Gruppo consiliare del Partito Democratico in regione Lombardia

COMUNICATO STAMPA

Mobilità elettrica, Scandella(PD): “Ora un piano strategico regionale” 

Il consiglio regionale questo pomeriggio ha approvato all’unanimità una mozione che chiede alla Giunta di promuovere lo sviluppo di un piano strategico a sostegno della mobilità elettrica che miri a risolvere i problemi del traffico e a salvaguardare l’ambiente. Soddisfatto il consigliere regionale del PD Jacopo Scandella che ricorda come “Da tre anni in Consiglio abbiamo proposto emendamenti alle sedute di bilancio per stanziare risorse dedicate alla mobilità elettrica, in modo particolare per l’infrastrutturazione di nuove colonnine elettriche e per avviare una sperimentazione sulle flotte della pubblica amministrazione. Gli emendamenti sono sempre stati respinti ma speriamo che questa nuova mozione, stavolta proposta dalla maggioranza stessa, possa portare ad un esito diverso”.
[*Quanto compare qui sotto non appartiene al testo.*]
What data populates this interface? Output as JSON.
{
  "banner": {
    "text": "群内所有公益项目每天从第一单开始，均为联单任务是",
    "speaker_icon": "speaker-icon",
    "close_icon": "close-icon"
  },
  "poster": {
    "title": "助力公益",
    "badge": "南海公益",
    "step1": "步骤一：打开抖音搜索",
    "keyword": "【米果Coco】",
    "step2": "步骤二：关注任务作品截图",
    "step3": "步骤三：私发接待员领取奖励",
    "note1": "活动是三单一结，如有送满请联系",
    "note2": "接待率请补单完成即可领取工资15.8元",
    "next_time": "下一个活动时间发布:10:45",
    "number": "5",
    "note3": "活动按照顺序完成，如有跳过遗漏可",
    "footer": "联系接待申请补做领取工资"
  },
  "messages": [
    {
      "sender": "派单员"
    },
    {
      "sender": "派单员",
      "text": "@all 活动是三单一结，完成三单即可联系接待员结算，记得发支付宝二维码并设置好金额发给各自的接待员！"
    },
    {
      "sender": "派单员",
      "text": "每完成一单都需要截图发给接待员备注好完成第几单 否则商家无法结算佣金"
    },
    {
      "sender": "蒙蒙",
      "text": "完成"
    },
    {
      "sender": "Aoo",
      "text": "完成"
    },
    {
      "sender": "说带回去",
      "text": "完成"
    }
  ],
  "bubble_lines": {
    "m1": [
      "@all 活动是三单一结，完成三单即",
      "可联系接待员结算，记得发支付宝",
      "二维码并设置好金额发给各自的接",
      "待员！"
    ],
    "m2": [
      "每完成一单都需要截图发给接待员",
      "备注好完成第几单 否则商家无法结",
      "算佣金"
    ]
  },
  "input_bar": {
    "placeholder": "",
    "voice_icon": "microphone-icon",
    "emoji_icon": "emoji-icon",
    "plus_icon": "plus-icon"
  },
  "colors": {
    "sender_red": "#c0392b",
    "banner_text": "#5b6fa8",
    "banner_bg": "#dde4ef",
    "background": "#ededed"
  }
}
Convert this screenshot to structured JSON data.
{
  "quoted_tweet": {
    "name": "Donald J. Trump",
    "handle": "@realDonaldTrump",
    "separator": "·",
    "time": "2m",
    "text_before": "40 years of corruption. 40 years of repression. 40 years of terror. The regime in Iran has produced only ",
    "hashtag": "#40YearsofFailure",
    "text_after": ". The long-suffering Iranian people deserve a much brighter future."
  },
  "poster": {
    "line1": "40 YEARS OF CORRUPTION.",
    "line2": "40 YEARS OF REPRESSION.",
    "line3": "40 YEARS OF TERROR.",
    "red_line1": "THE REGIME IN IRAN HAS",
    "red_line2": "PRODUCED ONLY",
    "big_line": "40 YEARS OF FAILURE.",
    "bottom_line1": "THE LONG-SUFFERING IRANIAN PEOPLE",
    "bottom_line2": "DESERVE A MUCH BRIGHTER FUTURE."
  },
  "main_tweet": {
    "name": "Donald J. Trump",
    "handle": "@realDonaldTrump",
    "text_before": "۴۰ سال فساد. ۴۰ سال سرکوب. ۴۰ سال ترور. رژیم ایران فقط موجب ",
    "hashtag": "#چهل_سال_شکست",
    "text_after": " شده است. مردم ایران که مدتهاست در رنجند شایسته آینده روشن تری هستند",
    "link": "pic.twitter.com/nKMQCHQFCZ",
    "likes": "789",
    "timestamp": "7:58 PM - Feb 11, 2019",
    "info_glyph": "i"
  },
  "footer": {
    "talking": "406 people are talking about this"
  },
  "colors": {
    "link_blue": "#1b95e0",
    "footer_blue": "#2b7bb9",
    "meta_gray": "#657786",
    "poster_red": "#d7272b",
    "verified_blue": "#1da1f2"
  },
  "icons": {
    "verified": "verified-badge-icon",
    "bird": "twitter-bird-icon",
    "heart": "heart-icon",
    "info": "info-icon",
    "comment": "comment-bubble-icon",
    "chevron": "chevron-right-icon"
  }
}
Per il Partito democratico tre sono le azioni ritenute più importanti: “sostenere il lavoro delle amministrazioni locali lombarde che già stanno sperimentando il car sharing elettrico – spiega Scandella -, avviare una sperimentazione per trasformare in elettriche alcune flotte comunali o della pubblica amministrazione, che possano essere da esempio per altre amministrazioni e per i cittadini, e continuare sulla strada dei bandi per le nuove colonnine di ricarica. A questo si aggiunge un indispensabile intervento statale per rendere detraibili parte delle spese per l’acquisto di auto elettriche (in quanto risparmio energetico) e consentire di accedere al superammortamento del 140% per le flotte aziendali”, conclude.